Why does white noise enable the 'every 4x oversampling = 1 extra bit' rule for ADCs?
Oversampling spreads the fixed total quantization noise power over a wider frequency band (0 to fs/2). If the noise is white -- uniformly distributed across that band -- then a decimation low-pass filter removes the out-of-band portion, keeping only the fraction that falls in the signal bandwidth. Each doubling of OSR halves the in-band noise power, and since SNR improves by 3 dB per doubling, you need 4x oversampling for 6 dB (1 bit). If the noise is not white, this simple scaling no longer applies.
How can you verify whether noise in your system is white before choosing a filter?
Capture a sufficiently long noise record (with the signal of interest removed or held constant), then compute its PSD using an FFT-based method with averaging across multiple segments to reduce variance. A flat PSD across your band of interest is consistent with white noise. Spectral averaging techniques are covered in 'Take Control of Noise with Spectral Averaging'. Slopes or peaks in the PSD indicate colored noise or interference that may require a different filter strategy.
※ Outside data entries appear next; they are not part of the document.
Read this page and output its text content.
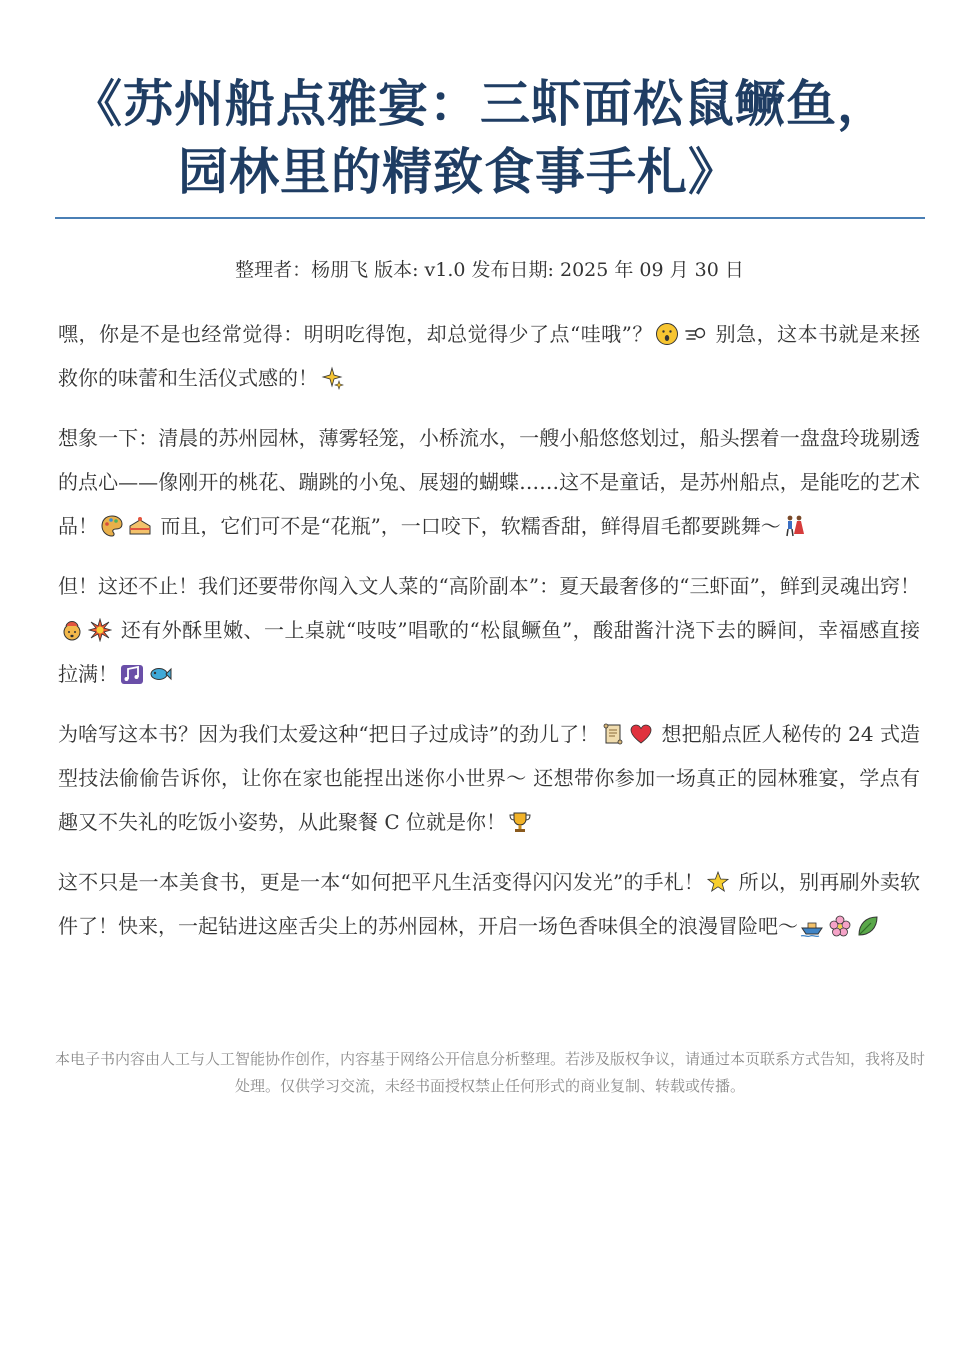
《苏州船点雅宴：三虾面松鼠鳜鱼，
园林里的精致食事手札》
整理者：杨朋飞 版本: v1.0 发布日期: 2025 年 09 月 30 日

嘿，你是不是也经常觉得：明明吃得饱，却总觉得少了点“哇哦”？	别急，这本书就是来拯救你的味蕾和生活仪式感的！

想象一下：清晨的苏州园林，薄雾轻笼，小桥流水，一艘小船悠悠划过，船头摆着一盘盘玲珑剔透的点心——像刚开的桃花、蹦跳的小兔、展翅的蝴蝶……这不是童话，是苏州船点，是能吃的艺术品！	而且，它们可不是“花瓶”，一口咬下，软糯香甜，鲜得眉毛都要跳舞～

但！这还不止！我们还要带你闯入文人菜的“高阶副本”：夏天最奢侈的“三虾面”，鲜到灵魂出窍！ 还有外酥里嫩、一上桌就“吱吱”唱歌的“松鼠鳜鱼”，酸甜酱汁浇下去的瞬间，幸福感直接拉满！

为啥写这本书？因为我们太爱这种“把日子过成诗”的劲儿了！	想把船点匠人秘传的 24 式造型技法偷偷告诉你，让你在家也能捏出迷你小世界～ 还想带你参加一场真正的园林雅宴，学点有趣又不失礼的吃饭小姿势，从此聚餐 C 位就是你！

这不只是一本美食书，更是一本“如何把平凡生活变得闪闪发光”的手札！ 所以，别再刷外卖软件了！快来，一起钻进这座舌尖上的苏州园林，开启一场色香味俱全的浪漫冒险吧～

本电子书内容由人工与人工智能协作创作，内容基于网络公开信息分析整理。若涉及版权争议，请通过本页联系方式告知，我将及时处理。仅供学习交流，未经书面授权禁止任何形式的商业复制、转载或传播。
Differentiators vs similar concepts

White noise is often contrasted with pink noise (1/f noise), where power spectral density rises as frequency decreases, giving lower frequencies disproportionate power. Brown (Brownian) noise falls even more steeply, at 1/f^2. In embedded sensor and ADC work, these distinctions matter because filter designs and noise-reduction formulas (e.g., the oversampling SNR gain rule) assume white noise; applying them to 1/f-dominated signals produces overly optimistic predictions. Gaussian white noise (white PSD, Gaussian amplitude distribution) is an additional qualification sometimes assumed in statistical signal processing -- white noise can technically have any amplitude distribution, and ADC quantization noise, while approximately white spectrally, has a roughly uniform (not Gaussian) amplitude distribution.